Liuwa Plain National Park in Zambia has one of the oldest conservation histories in Africa, dating back to the 19th century when the King of Barotseland, Lubosi Lewanika, appointed his people the custodians of the landscape. Today they maintain that sentiment. With an estimated 10,000 people legally living within the park, Liuwa is a prime example of how people and wildlife can co-exist and benefit in a shared landscape. Each year, Liuwa hosts the second largest wildebeest migration on the continent, numbering around 30,000 individuals – this is one of the most glorious spectacles on the planet. But this was not always the case. Before African Parks assumed management of Liuwa in 2003, in partnership with the Department of National Parks and Wildlife (DNPW) and the Barotse Royal Establishment, wildebeest and zebra were in steep decline, grasslands were threatened by rice fields, and all but one lonely lioness remained, “Lady Liuwa”.

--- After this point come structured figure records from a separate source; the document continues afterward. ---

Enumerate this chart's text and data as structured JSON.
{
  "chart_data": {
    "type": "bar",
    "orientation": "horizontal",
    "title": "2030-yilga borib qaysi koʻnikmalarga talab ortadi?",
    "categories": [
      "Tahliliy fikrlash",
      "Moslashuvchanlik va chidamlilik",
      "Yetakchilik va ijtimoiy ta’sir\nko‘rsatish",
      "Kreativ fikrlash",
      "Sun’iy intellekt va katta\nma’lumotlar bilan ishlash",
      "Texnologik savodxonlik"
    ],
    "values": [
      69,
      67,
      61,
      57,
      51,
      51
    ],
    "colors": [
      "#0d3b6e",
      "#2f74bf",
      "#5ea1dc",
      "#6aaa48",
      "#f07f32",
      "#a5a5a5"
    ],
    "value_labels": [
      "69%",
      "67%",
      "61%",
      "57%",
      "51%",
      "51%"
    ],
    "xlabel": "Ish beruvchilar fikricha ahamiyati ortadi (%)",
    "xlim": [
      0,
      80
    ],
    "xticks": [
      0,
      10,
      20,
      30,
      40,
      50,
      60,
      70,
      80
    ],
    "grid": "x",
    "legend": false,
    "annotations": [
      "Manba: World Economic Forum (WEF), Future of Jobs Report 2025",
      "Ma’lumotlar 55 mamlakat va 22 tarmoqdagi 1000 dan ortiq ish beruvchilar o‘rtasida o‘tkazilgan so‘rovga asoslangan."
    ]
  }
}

In 2008, African Parks began a series of lion reintroductions to reunite this last lioness with her own kind, and thus new life began as she slowly joined a pride that grew to 10 lions. Over a similar period, eland and buffalo were reintroduced to the park and the plains game began to increase, providing a healthy prey base for the lions, as well as for cheetahs and hyaenas. As a result of effective law enforcement, poaching levels subsided and community land-use plans were implemented along with sustainable fish harvesting and other community projects, providing alternative livelihoods for local people. Today the park is the largest employer in the region, providing critical educational and health benefits to community members. Through ongoing community engagement and integration, Liuwa continues to uplift the community’s social economic status, while at the same time helping to renew people’s feeling of custodianship for the landscape once again.

Liuwa Plain Highlights

  • Liuwa’s wildebeest migration is the second largest on the continent. These charismatic animals and the lions who follow them have become world-renowned, landing the park on the New York Times ’52 Top Places to Visit’ list in 2018. 
  • Liuwa is the largest employer in the region with over 95% of its workforce being local residents. Over 200 children have received scholarships, and more than 4,000 local farmers have benefited from skills training and human-wildlife mitigation tools.
  • An annual aerial survey in 2021 documented an increase of wildebeest to over 34,000. In addition eleven African wild dogs, three females from Kafue and eight males from South Africa, were relocated to Liuwa.
  • In 2021, the Farmer Field Schools (FFS), an agricultural education programme, resulted in over 4,000 student farmers signing up to learn about conservation-based farming methods.
  • Thanks to our partnership with Time+Tide, Liuwa now has a five-star luxury camp, King Lewanika Lodge, which was featured in TIME Magazine’s ‘2018 100 Greatest Places’ and Travel + Leisure’s hotel ‘It List’ for 2018.

Partners

In 2003, African Parks entered into a partnership with the Department of National Parks & Wildlife (DNPW) and the Barotse Royal Establishment (BRE) (the traditional stewards of the Lozi people), to manage the park.